The evaluation of the proposed method was performed using the Arabidopsis thaliana genome sequence as a test case. This genome and its internal gene duplications have been extensively studied providing an excellent standard for evaluation [28, 29]. We used NCBI build 9.1, preprocessed using the low complexity filter DUST (Tatusov and Lipman, unpublished; described in ), anchors are produced using our own genome wide aligner, glint (Faraut T, Courcelle E., unpublished), using standard alignment scoring scheme (match +1, mismatch −3, gap open/extend −5/-2). Our aim is to test if tandem duplications identified by similarities between protein sequences can be recovered by ReD Tandem using the DNA sequence only. The first step therefore involves the construction of a reference set of tandem gene arrays against which the tandem duplications detected by ReD will be compared.
In order to construct a reference set of tandem gene arrays we proceed essentially like other published methods [10, 20, 31]. Considering the TAIR10 version of the Arabidopsis thaliana genome annotation, for each coding gene of length > 500 bp (matching the minimum length ℓ used in ReD Tandem), the longest annotated transcript is selected as the reference transcript. An all-against-all BLASTP comparison is conducted on the corresponding set of proteins. Two genes are considered to share a tandem paralogous relationship (resulting from an ancient tandem duplication) if they are less than T (150 kb) apart and exhibit a BLASTP hit with an e-value of at most 10−5 covering at least 70% of both sequences. These tandem paralogous relationships between genes are used in turn as anchors to create an overlap graph following the method described in “Methods”. Each connected component of this graph defines a tandem duplication array with genes as elementary duplication units. These connected components are essentially equivalent to the TGA defined in , with the difference that the notion of spacer genes between duplicated copies is replaced here by the physical distance threshold of T between copies to enable the comparison with our annotation-free approach.

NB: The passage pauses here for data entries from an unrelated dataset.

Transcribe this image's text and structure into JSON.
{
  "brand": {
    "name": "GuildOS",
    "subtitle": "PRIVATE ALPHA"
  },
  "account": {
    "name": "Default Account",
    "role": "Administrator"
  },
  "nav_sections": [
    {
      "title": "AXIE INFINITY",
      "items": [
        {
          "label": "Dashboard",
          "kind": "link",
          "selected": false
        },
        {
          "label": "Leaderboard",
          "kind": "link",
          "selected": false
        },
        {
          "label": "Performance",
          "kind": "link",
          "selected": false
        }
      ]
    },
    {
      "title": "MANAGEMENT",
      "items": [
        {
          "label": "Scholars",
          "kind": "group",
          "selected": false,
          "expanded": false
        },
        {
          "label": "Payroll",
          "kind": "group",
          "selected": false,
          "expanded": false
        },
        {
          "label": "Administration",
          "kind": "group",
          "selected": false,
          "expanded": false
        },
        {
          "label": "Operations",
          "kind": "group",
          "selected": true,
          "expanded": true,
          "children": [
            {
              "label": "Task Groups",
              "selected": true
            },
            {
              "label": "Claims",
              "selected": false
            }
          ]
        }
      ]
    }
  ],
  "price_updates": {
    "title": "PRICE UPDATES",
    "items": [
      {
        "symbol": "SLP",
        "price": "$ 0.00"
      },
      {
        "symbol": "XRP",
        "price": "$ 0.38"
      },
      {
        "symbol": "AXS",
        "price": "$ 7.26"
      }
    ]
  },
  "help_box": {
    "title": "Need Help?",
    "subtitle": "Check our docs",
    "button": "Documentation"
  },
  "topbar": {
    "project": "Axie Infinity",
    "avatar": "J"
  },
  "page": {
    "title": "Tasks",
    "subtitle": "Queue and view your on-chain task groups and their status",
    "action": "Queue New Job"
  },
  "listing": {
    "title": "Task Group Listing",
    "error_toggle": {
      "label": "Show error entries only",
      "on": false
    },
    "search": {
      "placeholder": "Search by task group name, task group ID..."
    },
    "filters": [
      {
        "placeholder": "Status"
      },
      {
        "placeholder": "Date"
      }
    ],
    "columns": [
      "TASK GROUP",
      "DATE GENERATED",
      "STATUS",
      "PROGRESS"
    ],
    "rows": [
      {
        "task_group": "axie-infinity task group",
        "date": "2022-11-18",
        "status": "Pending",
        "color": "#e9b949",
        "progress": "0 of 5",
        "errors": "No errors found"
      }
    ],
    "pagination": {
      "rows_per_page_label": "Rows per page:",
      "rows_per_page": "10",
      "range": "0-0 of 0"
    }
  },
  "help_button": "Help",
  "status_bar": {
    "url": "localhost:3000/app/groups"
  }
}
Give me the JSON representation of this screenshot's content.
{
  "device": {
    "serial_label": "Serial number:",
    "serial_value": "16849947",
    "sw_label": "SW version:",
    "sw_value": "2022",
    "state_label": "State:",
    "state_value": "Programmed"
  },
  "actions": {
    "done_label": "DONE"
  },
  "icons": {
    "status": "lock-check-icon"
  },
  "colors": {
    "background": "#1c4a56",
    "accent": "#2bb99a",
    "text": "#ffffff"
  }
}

These reference tandem duplication arrays will be called tandem gene arrays (TGA), and the associated duplication unit tandem gene unit (TGU). Conversely, the regions and units detected by ReD Tandem from DNA alone will be respectively denoted as tandem arrays (TA), and associated tandem unit (TU).
In our analysis, we consider that a TGU is detected if it is overlapped on at least 70% of its length by a ReD TU. For TA and TGA, the criteria is more stringent and requires that the TGA is overlapped by more than 70% by the TA and that at least one of the TGU in the TGA is detected as a TU.
From 60,021 DNA anchors, ReD Tandem built 10,290 chains with a mean of 2.9 anchors per chain, underlining the importance of chaining here. These chains define 1,718 Tandem Array (TA) covering 28.8% of the A. thaliana genome, made up of 5,477 Tandem Unit (TU) covering 10.6% of the sequenced genome. This is consistent with the estimated 10% of tandem gene duplications in the Arabidopsis genome .
Arabidopsis vs Arabidopsis
The results we have obtained on A. thaliana show that ReD Tandem, without relying on a predicted proteome, is able to correctly detect a large fraction of reference tandem duplicated genes provided they are sufficiently close from an evolutionary point of view (dS < 1).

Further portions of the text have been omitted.